Она не слышит, потому что кричит:
— Как ты можешь шутить? Как ты смеешь?
— Я не шучу. Я, правда, не знаю ни Вашего имени, ни адреса.
Долгое молчание. Она ждёт, но мне больше нечего сказать, лучше положу трубку, и все.
— Нина… меня зовут Нина, если ты забыл, — она уже не плачет, едва слышно шепчет.
— Большой проспект, дом сто двадцать шесть, квартира восемь…
В трубке пустая тишина, соединение завершено.
— Большой проспект сто двадцать шесть, квартира восемь, — машинально повторяю я, а потом, вместо того чтобы попытаться снова уснуть, зажигаю свет, одеваюсь, ищу в ящике письменного стола ключи от машины, на полке в прихожей беру барсетку с правами и паспортом и выхожу из квартиры.
На улице темно. Морозная январская ночь, снег выпал с вечера, лежит сплошняком на тротуаре, нетронутый ничьими следами.

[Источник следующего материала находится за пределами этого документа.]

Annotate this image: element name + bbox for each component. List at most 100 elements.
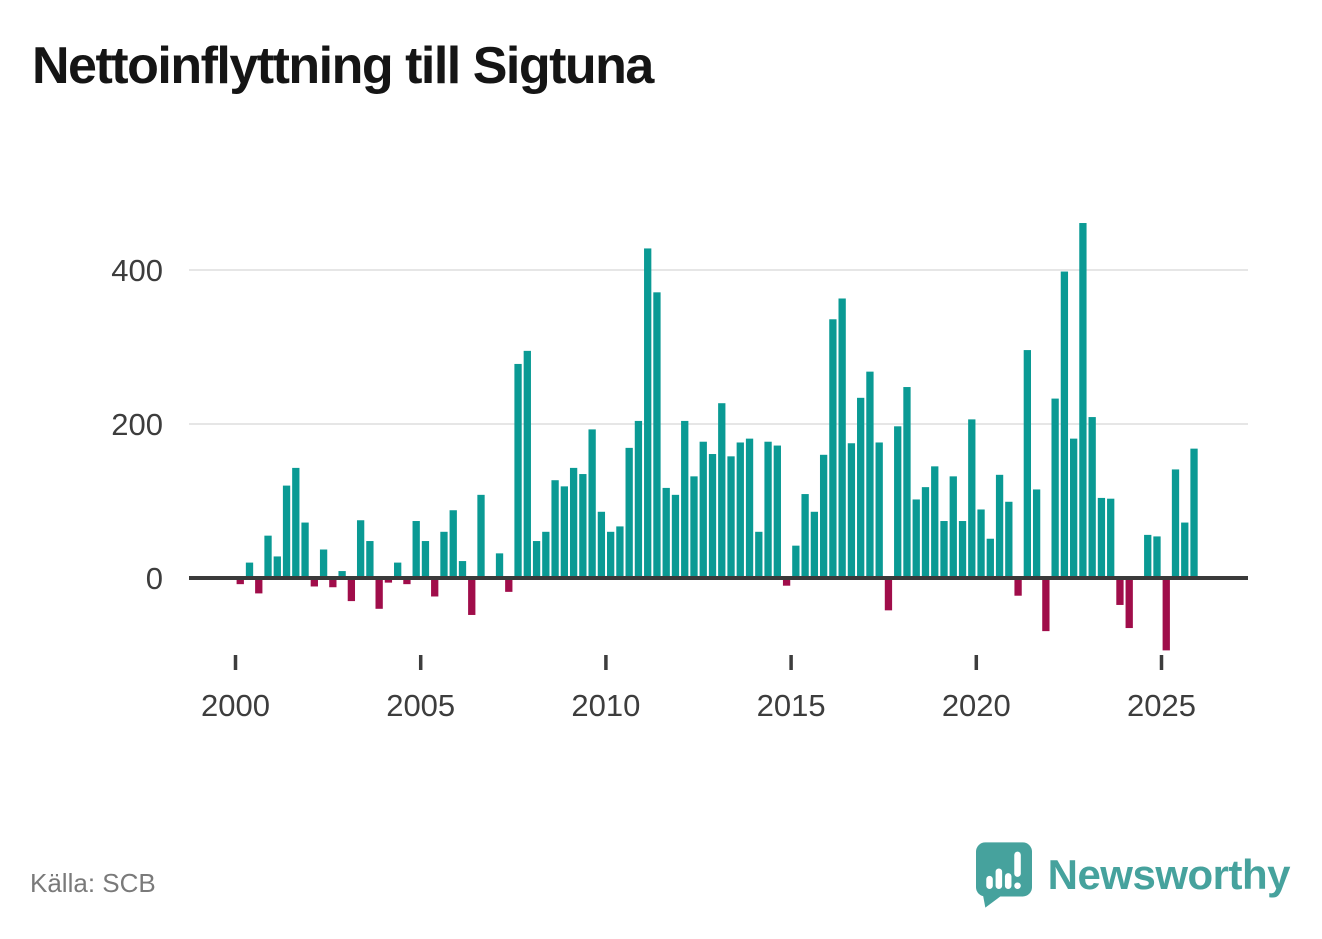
bar-q43 [634,420,643,578]
bar-q64 [829,319,837,578]
x-tick-label-2020: 2020 [942,688,1011,723]
bar-q61 [801,494,809,578]
source-note: Källa: SCB [30,868,156,898]
bar-q60 [792,545,800,578]
bar-q41 [616,526,624,578]
bar-q86 [1032,489,1041,578]
bar-q42 [625,447,633,578]
bar-q1 [245,562,254,578]
bar-q62 [810,511,819,578]
bar-q28 [495,553,504,578]
bar-q69 [875,442,883,578]
bar-q44 [644,248,652,578]
bar-q89 [1060,271,1069,578]
bar-q70 [884,578,893,611]
bar-q53 [727,456,735,578]
bar-q21 [431,578,439,597]
logo-exclamation-dot [1013,882,1021,889]
bar-q40 [607,531,615,578]
bar-q52 [718,403,726,578]
bar-q29 [505,578,513,592]
bar-q35 [560,486,568,578]
bar-q67 [857,397,865,578]
bar-q101 [1171,469,1180,578]
bar-q45 [653,292,661,578]
bar-q8 [310,578,318,587]
bar-q75 [931,466,939,578]
bar-q13 [356,520,365,578]
bar-q57 [764,441,772,578]
bar-q32 [532,541,541,578]
bar-q94 [1107,498,1115,578]
logo-exclamation-stem [1013,851,1021,877]
bar-q84 [1014,578,1022,596]
bar-q3 [264,535,272,578]
y-tick-label-400: 400 [111,253,163,288]
bar-q26 [477,494,485,578]
bar-q98 [1144,534,1152,578]
bar-q4 [273,556,281,578]
bar-q85 [1023,350,1031,578]
bar-q7 [301,522,309,578]
y-tick-label-0: 0 [146,561,163,596]
bar-q23 [449,510,457,578]
bar-q9 [319,549,328,578]
x-tick-label-2015: 2015 [757,688,826,723]
bar-q88 [1051,398,1059,578]
bar-q49 [690,476,698,578]
bar-q37 [579,474,587,578]
bar-q22 [440,531,448,578]
y-tick-label-200: 200 [111,407,163,442]
bar-q50 [699,441,707,578]
logo-bar-1 [985,875,993,889]
bar-q46 [662,487,670,578]
bar-q79 [968,419,976,578]
newsworthy-logo: Newsworthy [975,842,1291,908]
bar-q19 [412,521,420,578]
bar-q39 [597,511,606,578]
bar-q15 [375,578,383,609]
bar-q74 [921,487,930,578]
bar-q18 [403,578,411,585]
bar-q51 [708,454,717,578]
chart-title: Nettoinflyttning till Sigtuna [32,37,654,95]
logo-bar-2 [995,868,1002,889]
bar-q72 [903,387,911,578]
x-tick-label-2005: 2005 [386,688,455,723]
bar-q38 [588,429,596,578]
bar-q100 [1162,578,1170,651]
bar-q24 [458,561,467,578]
bar-q20 [421,541,430,578]
bar-q63 [819,454,828,578]
bar-q90 [1070,438,1078,578]
bar-q55 [745,438,754,578]
bar-q33 [542,531,550,578]
bar-q103 [1190,448,1198,578]
bar-q96 [1125,578,1133,629]
bar-q0 [236,578,244,585]
bar-q71 [894,426,902,578]
bar-q76 [940,521,948,578]
bar-q68 [866,371,874,578]
newsworthy-logo-text: Newsworthy [1047,851,1291,898]
bar-q91 [1079,223,1087,578]
bar-q34 [551,480,559,578]
bar-q48 [681,420,689,578]
bar-q77 [949,476,957,578]
x-tick-label-2025: 2025 [1127,688,1196,723]
bar-q2 [255,578,263,594]
bar-q56 [755,531,763,578]
bar-q99 [1153,536,1161,578]
bar-q82 [995,474,1004,578]
bar-q93 [1097,497,1106,578]
bar-q92 [1088,417,1096,578]
bar-q17 [394,562,402,578]
bar-q102 [1181,522,1189,578]
bar-q5 [282,485,291,578]
newsworthy-logo-icon [975,842,1032,908]
bar-q16 [384,578,393,583]
bar-q83 [1005,501,1013,578]
bar-q58 [773,445,781,578]
net-migration-bar-chart: 2000 2005 2010 2015 2020 2025 0 200 400 [111,223,1248,723]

Мои будут первыми. Подхожу к машине и оборачиваюсь: в комнате свет не выключил, вот мое окно на третьем, а больше ни одно окошко в доме не светится. Все двенадцать этажей спят, только от дверей парадных вверх тянутся лестничные пролёты — окна без занавесок, тусклый казённый свет.
Сажусь в машину, запускаю двигатель, выруливаю на проспект и только тогда соображаю, что Большой может быть и на Петроградской и на Васильевском. И что теперь? Поеду сначала на Васильевский, если не там — на Петроградскую.
Если не там! Очень будет мило, когда я среди ночи наугад позвоню в дверь, разбужу людей и скажу: «Позовите, пожалуйста, Нину». А ведь я не знаю, живёт она одна или с родителями. Почему с родителями? Глупость какая.
***
Нина открыла сразу, даже не спросила кто там. Ждала, только не меня.
Она оказалась не брюнеткой, не блондинкой, а медно-рыжей. Волосы растрепаны, глаза покраснели от слёз, губы распухли, на щеках подсохшие дорожки размытой туши.
Не было никаких сомнений, что это именно Нина.
За несколько секунд в ее глазах промелькнули изумление, разочарование, и, наконец, страх. Она хотела захлопнуть дверь без выяснения причины ночного визита, но я предусмотрительно крепко взялся за ручку двери и подставил ногу в щель.
— Я закричу, — прошептала она.
— Не надо. Если Вы не Нина — то я извинюсь и уйду, а если Нина, то Вы сами меня пригласили.
Я сказал это как можно мягче и попытался изобразить улыбку, должно быть, получилось плохо. Когда я потянул дверь на себя, в глазах её опять появился страх.